Isı depoladıktan sonra artık dönüş vaktiydi. Akşama bir saatten az kalmıştı. Giyinip dışarı çıktık ancak, şiddeti hiç dinmemiş rüzgar, her an nefes kesmeye hazır gibiydi. Yola çıkınca bir tedirginlik başladı. Yollar zaten kapalıydı ancak yürüdüğüm ve açtığım yollar da kapalıydı. Belli belirsiz bazı yerlerde izler görünüyordu. Geldiğim rotayı takip ettim ancak daha yolun başında, bazı düşünceleri kabullenmeye başladım. Yürüyerek açtığım yollara güvenerek rahatça inerim derken, aksine yeniden yol açmam gerektiğini gördüm. Buna gücüm var mıydı?
Dönüp geceyi evde geçirmeyi de düşündüm. Ancak ısınmak problemi yanında, dönüşüme güvendiğimden yiyecek noksanlığı problemi de vardı.

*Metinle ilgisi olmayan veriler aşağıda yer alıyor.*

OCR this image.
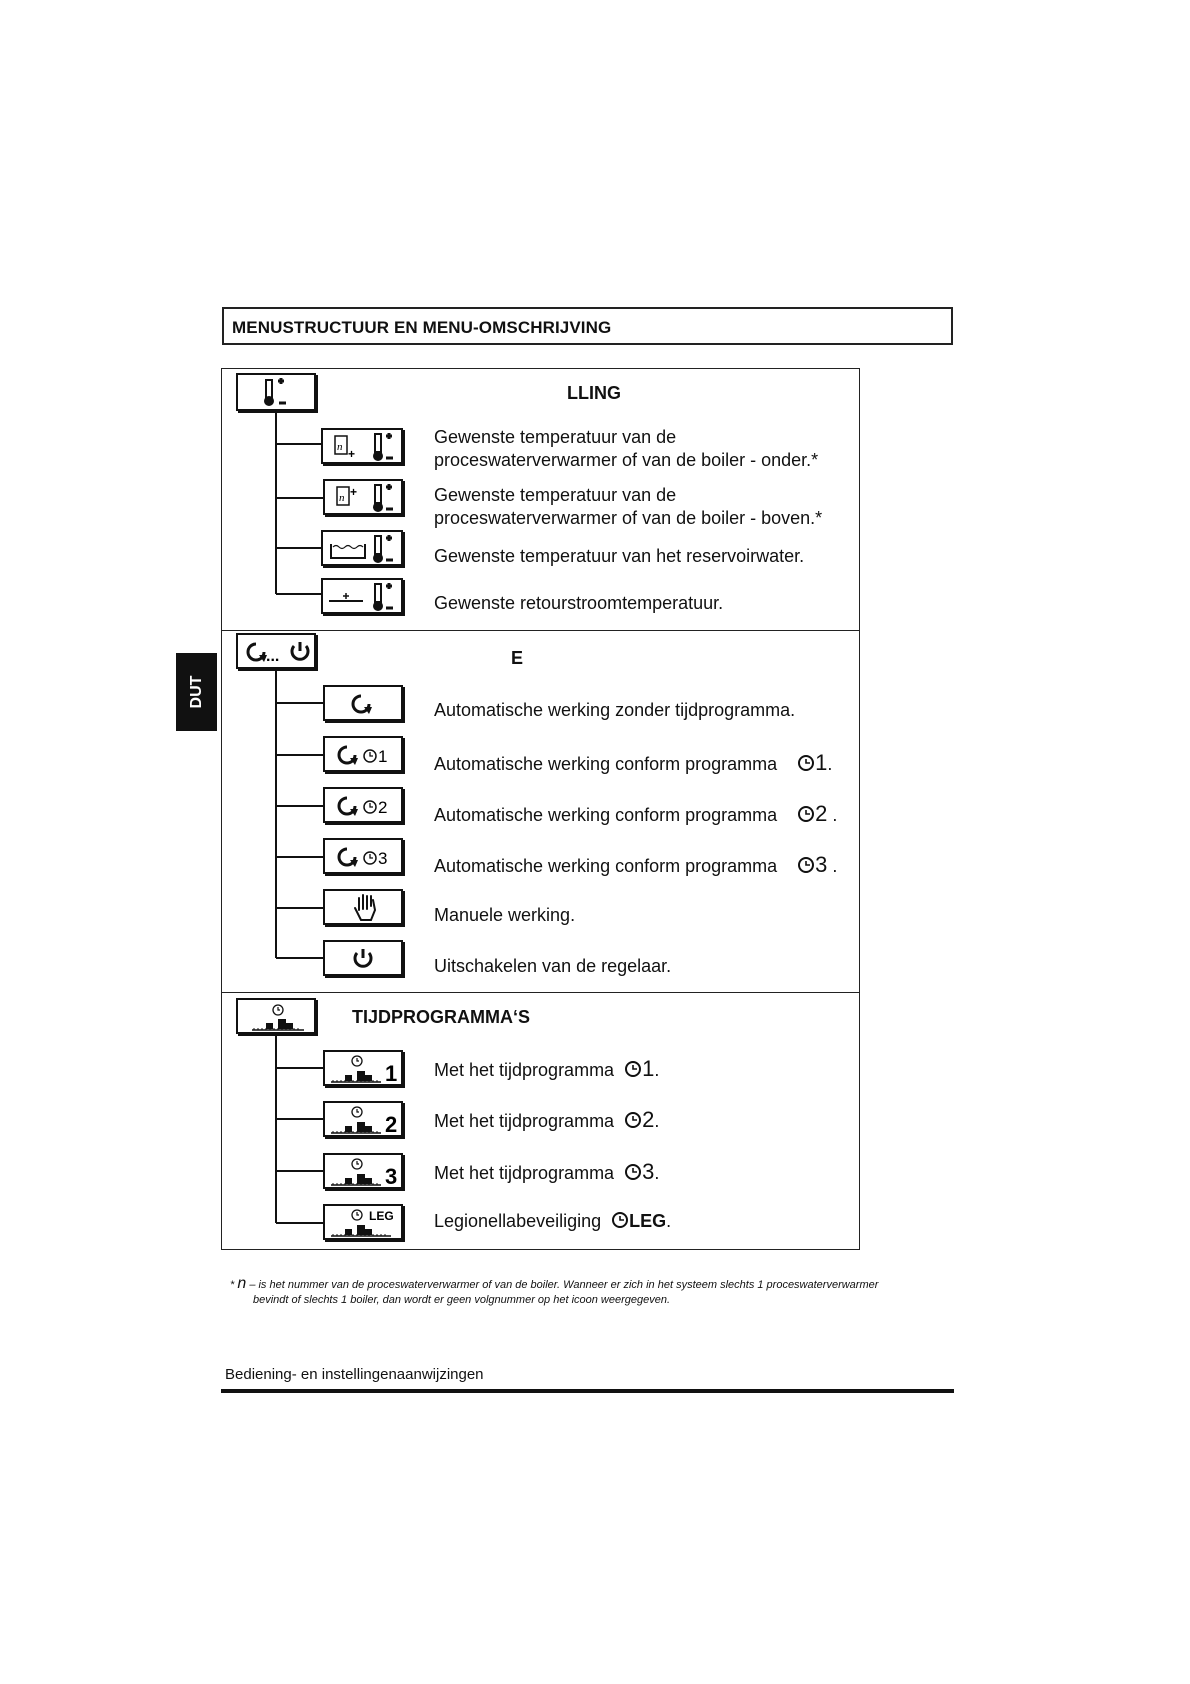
MENUSTRUCTUUR EN MENU-OMSCHRIJVING
DUT
LLING
n +
Gewenste temperatuur van de proceswaterverwarmer of van de boiler - onder.*
n +	Gewenste temperatuur van de proceswaterverwarmer of van de boiler - boven.*
Gewenste temperatuur van het reservoirwater.
Gewenste retourstroomtemperatuur.
...	E
Automatische werking zonder tijdprogramma.
1	Automatische werking conform programma 1.
2	Automatische werking conform programma 2 .
3	Automatische werking conform programma 3 .
Manuele werking.
Uitschakelen van de regelaar.
TIJDPROGRAMMA‘S
1 Met het tijdprogramma 1.
2 Met het tijdprogramma 2.
3 Met het tijdprogramma 3.
LEG Legionellabeveiliging LEG.
* n – is het nummer van de proceswaterverwarmer of van de boiler. Wanneer er zich in het systeem slechts 1 proceswaterverwarmer
bevindt of slechts 1 boiler, dan wordt er geen volgnummer op het icoon weergegeven.
Bediening- en instellingenaanwijzingen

Az daha ilerleyeyim belki iz vardır derken şiddetlenen tipi, heyecanlandırmaya ve biraz karamsarlığa doğru götürüyordu. O an aklıma Van’da yaşanan çığ felaketi geldi. Şu an dışardayım ve gerçekten de normal bir hava değil. Bu havada dışarda olunmaz. Ancak nasıl olsa eve döneceğim düşüncesi, eve dönemeyebilirim düşüncesiyle yer değişince olanlar oldu. Biraz stres, biraz belirsizlik…

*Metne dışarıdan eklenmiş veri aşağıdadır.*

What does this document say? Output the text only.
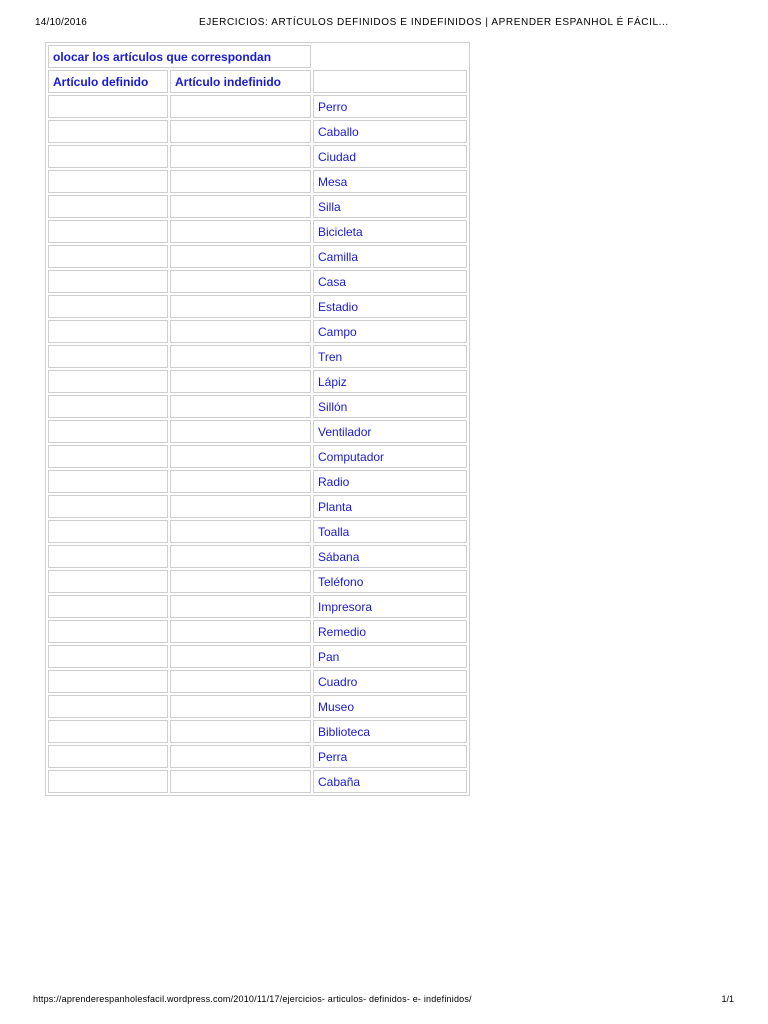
14/10/2016	EJERCICIOS: ARTÍCULOS DEFINIDOS E INDEFINIDOS | APRENDER ESPANHOL É FÁCIL...
olocar los artículos que correspondan		
Artículo definido	Artículo indefinido	
		Perro
		Caballo
		Ciudad
		Mesa
		Silla
		Bicicleta
		Camilla
		Casa
		Estadio
		Campo
		Tren
		Lápiz
		Sillón
		Ventilador
		Computador
		Radio
		Planta
		Toalla
		Sábana
		Teléfono
		Impresora
		Remedio
		Pan
		Cuadro
		Museo
		Biblioteca
		Perra
		Cabaña
https://aprenderespanholesfacil.wordpress.com/2010/11/17/ejercicios- articulos- definidos- e- indefinidos/	1/1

Az daha gideyim, olmadı geri dönerim diye diye devam ettim. Tam kapanmamış izlere denk gelince, iniş için ümit yeşerdi ve yola devam ettim. İzlerimi, aşağı indikçe daha net görmek, daha da güvende hissettirdi. Bir süre sonra izlerin devamlılığı, stresi de aldı götürdü ve zihni rahatlattı…

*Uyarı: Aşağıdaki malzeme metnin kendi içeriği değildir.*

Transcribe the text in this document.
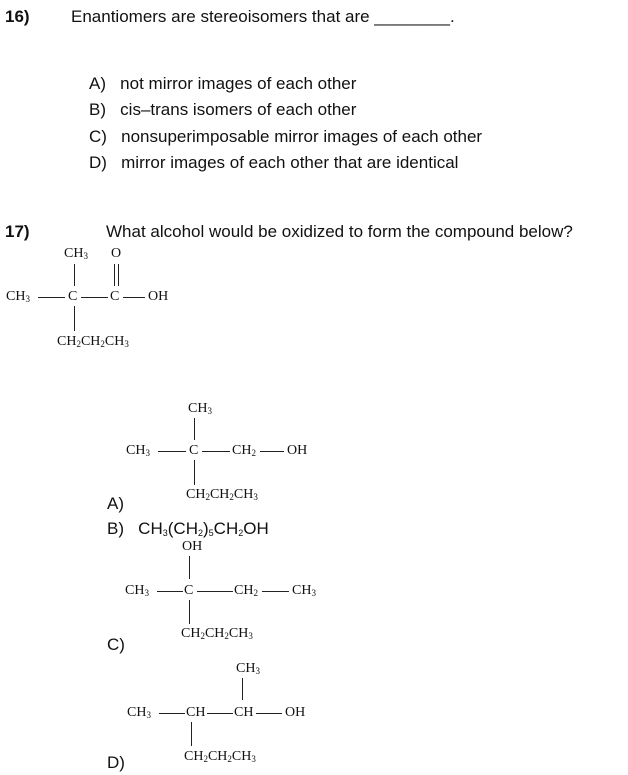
16) Enantiomers are stereoisomers that are ________.
A) not mirror images of each other
B) cis–trans isomers of each other
C) nonsuperimposable mirror images of each other
D) mirror images of each other that are identical
17)	What alcohol would be oxidized to form the compound below?
$CH_3$ O
$CH_3$	C C OH
$CH_2CH_2CH_3$
$CH_3$
$CH_3$	C $CH_2$ OH
$CH_2CH_2CH_3$
A)
B) $CH_3(CH_2)_5CH_2OH$
OH
$CH_3$	C	$CH_2$ $CH_3$
$CH_2CH_2CH_3$
C)
$CH_3$
$CH_3$	CH CH OH
$CH_2CH_2CH_3$
D)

O stres anı çok önemli. Ani kararlar gerekebilir ve doğru karar için sakin kalmak gerekir. En önemlisi kendini sıkıp bunaltmamak, strese sokmamak. Sakin kalmak, yol almak için en emin haldir. Hayat yolunda da öyle…
2 yıldır yağmayan karın ardından hemen herkesin dilinde Allah vardı. “Yağdırmayan Allah bilir işini, inşallah bu sene yağar, nasipse kar yağsın da, toprak da kendine gelsin” gibi, herşeyin olduğun gibi karı da yaratan Allah’ı ana ana, farkına vardık, verdiklerinin ve vermediklerinin nelere sebebiyet verdiğini ve bu farkındalıkla temenni ettik.
2 yıldır, envai çeşit ot ve böcek türedi. Kar yağmaması, onların da çoğalmasına sebep oldu. Bu gibi sonuçları görünce, felaket gibi görülen kar, istenmeye başlandı. Çünkü şu anda yağmış olan kar, normal gelmiyor. Yollar kapalı, tek güvenli yer, evlerimiz. Ancak buna rağmen mutluyuz. Kimse demiyor ki, “Bu ne yağdı böyle çok oldu yahu” diye. Herkes şükür içinde…
Şükür ki, şu hayatta, gençliğimin gücünü taşıdığım yıllarda, böyle görkemli kar sürecini yaşamak nasip oldu yeniden. Hayatımın en unutulmaz 3. Kar yılı. Kıymet verdiğim, hemen her yerinde ayak izimin, terimin, emeğimin olduğu bu toprakları, böylesine güzelliklerle görmek ve yaşamak, benim için oldukça özel. En çok da yaşarken hissettiklerim.